Beyond the negative headlines, Pakistan’s art landscape is original, poignant and thriving. From the recently held Aurat March (Women's march) to identity,heritage, globalisation, diaspora, issues of social injustice, inequalities, there isn't a topic that's not been touched upon. With more and more artists finding a medium to express themselves, art is gaining a valuable space in homes as well as in hearts and minds of many national and international enthusiasts.
In focus this month:
The art of” Hal” Bevan Petman from the eyes of Art researcher Romano Karim Yusuf
Henry Charles 'Hal' Bevan-Petman (1894–1980) was a British painter, who made a career in British India and Pakistan. After the Partition of India Petman chose to reside in Pakistan, till his demise on 9 May 1980 in Rawalpindi. His works included painting significant civil and military personalities, landscapes and still life and gained popularity as a “Society” painter. He is buried in the Christian Graveyard in Rawalpindi, Pakistan.
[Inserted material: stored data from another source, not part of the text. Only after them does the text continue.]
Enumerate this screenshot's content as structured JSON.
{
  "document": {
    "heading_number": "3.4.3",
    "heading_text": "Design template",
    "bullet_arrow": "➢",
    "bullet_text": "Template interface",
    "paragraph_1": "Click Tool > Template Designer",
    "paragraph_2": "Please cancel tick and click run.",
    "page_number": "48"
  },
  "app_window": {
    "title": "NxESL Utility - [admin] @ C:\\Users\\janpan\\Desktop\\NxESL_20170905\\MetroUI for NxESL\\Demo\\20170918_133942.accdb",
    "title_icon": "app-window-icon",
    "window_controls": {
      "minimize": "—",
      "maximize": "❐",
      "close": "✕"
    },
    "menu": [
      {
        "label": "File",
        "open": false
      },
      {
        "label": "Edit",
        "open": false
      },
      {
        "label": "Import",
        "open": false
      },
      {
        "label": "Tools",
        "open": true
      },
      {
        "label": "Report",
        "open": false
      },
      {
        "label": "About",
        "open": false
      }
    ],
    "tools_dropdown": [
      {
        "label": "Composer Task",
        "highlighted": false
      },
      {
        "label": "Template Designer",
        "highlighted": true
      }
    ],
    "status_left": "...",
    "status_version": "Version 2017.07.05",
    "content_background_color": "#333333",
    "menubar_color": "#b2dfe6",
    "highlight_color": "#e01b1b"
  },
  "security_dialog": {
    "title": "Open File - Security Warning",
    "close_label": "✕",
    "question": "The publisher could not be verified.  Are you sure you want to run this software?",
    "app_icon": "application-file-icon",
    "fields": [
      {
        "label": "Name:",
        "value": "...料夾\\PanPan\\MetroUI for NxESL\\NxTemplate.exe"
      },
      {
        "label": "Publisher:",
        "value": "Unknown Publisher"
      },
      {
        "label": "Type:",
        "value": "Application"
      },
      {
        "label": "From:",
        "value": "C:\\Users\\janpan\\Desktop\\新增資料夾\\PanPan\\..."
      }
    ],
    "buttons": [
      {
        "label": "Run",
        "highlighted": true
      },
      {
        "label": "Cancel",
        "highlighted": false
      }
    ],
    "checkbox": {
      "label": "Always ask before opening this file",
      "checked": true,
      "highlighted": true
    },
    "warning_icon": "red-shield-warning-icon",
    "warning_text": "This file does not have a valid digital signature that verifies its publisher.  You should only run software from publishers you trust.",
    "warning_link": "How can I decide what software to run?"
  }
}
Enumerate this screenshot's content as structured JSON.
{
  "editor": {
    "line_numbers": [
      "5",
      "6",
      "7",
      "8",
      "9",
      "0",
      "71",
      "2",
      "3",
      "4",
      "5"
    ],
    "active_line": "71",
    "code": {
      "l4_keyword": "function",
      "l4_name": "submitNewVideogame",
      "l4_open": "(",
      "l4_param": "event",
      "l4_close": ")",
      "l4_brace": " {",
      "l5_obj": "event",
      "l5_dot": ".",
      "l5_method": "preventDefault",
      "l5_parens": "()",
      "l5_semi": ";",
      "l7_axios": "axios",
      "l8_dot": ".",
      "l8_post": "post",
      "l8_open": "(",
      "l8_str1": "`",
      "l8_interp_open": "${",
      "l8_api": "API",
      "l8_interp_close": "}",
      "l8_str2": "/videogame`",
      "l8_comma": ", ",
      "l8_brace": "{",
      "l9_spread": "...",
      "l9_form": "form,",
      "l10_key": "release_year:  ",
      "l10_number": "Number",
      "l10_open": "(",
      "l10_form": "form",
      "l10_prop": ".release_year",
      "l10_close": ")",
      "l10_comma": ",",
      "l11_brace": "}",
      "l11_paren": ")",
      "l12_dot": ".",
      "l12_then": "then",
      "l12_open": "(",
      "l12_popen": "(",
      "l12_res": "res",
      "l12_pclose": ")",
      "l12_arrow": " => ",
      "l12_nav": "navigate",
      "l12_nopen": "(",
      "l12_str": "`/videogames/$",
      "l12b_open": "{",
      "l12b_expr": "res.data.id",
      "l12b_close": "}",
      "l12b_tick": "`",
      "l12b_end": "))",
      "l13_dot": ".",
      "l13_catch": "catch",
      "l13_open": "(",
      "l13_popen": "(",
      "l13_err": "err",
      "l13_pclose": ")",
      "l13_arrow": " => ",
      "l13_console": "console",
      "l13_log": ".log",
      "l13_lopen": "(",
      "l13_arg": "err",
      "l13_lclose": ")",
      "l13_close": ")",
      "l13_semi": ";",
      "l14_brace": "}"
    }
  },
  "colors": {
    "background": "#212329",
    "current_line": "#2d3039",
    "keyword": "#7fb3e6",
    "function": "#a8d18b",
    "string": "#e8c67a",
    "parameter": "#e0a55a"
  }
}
He graduated from Slade School of Art in 1917. 'The Petman Girls', were the first few of his works as a young artist in 1920s London, often present in The Illustrated London News, The Sketch and Bystander. As a young graduate, his drawings were considered risque in a prudish post-Edwardian era, and could be considered as precursors to the modern 'Page 3 Girls' of The Sun Newspaper of today.
Presently, copies of these pastel drawings can be searched and viewed at the Mary Evans Picture Library
Petman was known to have built a considerable reputation in the art scene as he was commissioned by the Pakistan Army to paint and portray many General, Commanders and Battle scenes. Of such, The Ladies portraits of various socialites and influential personalities are considered romanticised renditions with almost hazily surreal backgrounds . His fame in Pakistan led to Queen Elizabeth II being presented four paintings by the Government of Pakistan in 1961. These paintings are on display at Sandringham House and are part of the Royal Collection.
Romano Karim Yusuf
Romano Karim Yusuf resides in Islamabad, Pakistan. An avid classic car enthusiast, Romano has had a career as liaison for ITV, BBC, various digital media, as well as telecoms in Pakistan. It has been Romano’s deep rooted interest in the arts that has brought to life the story of the untold “Society Painter”, Hal Bevan Petman.
Having an Italian mother, who still resides in the mountains of Verona,a brother in Australia and a (late) civil servant father,Romano has experienced many cultures and countries.My personal interactions with Romano are often ridiculously hilarious, full of satirical humour well as intense conversations of dissecting the inequalities that exist in Pakistan and the world. Modest and humble, Romano is the person you want to meet in Islamabad ,a walking talking encyclopaedia of information, ranging from topics of seasons and events in Islamabad, to current political sentiment, to arts and culture, fashion and frenzy! There is nothing that Romano cannot give you an honest opinion about. Romano has also dabbled in hospitality,thanks to his mother Bruna (lovingly known as Aunty Bruna to me) running an Italian restaurant called Romano’s. It was possibly here where Romano became a household name, having mixed with foreign diplomats and dignitaries who hold office in Islamabad, as it is the capital city of Pakistan. Since then he is the “go to” person for all things Pakistani!
It is my pleasure to start Chai Shy’s journey of Art of Pakistan through Romano’s wonderful work on Henry Charles Bevan Petman.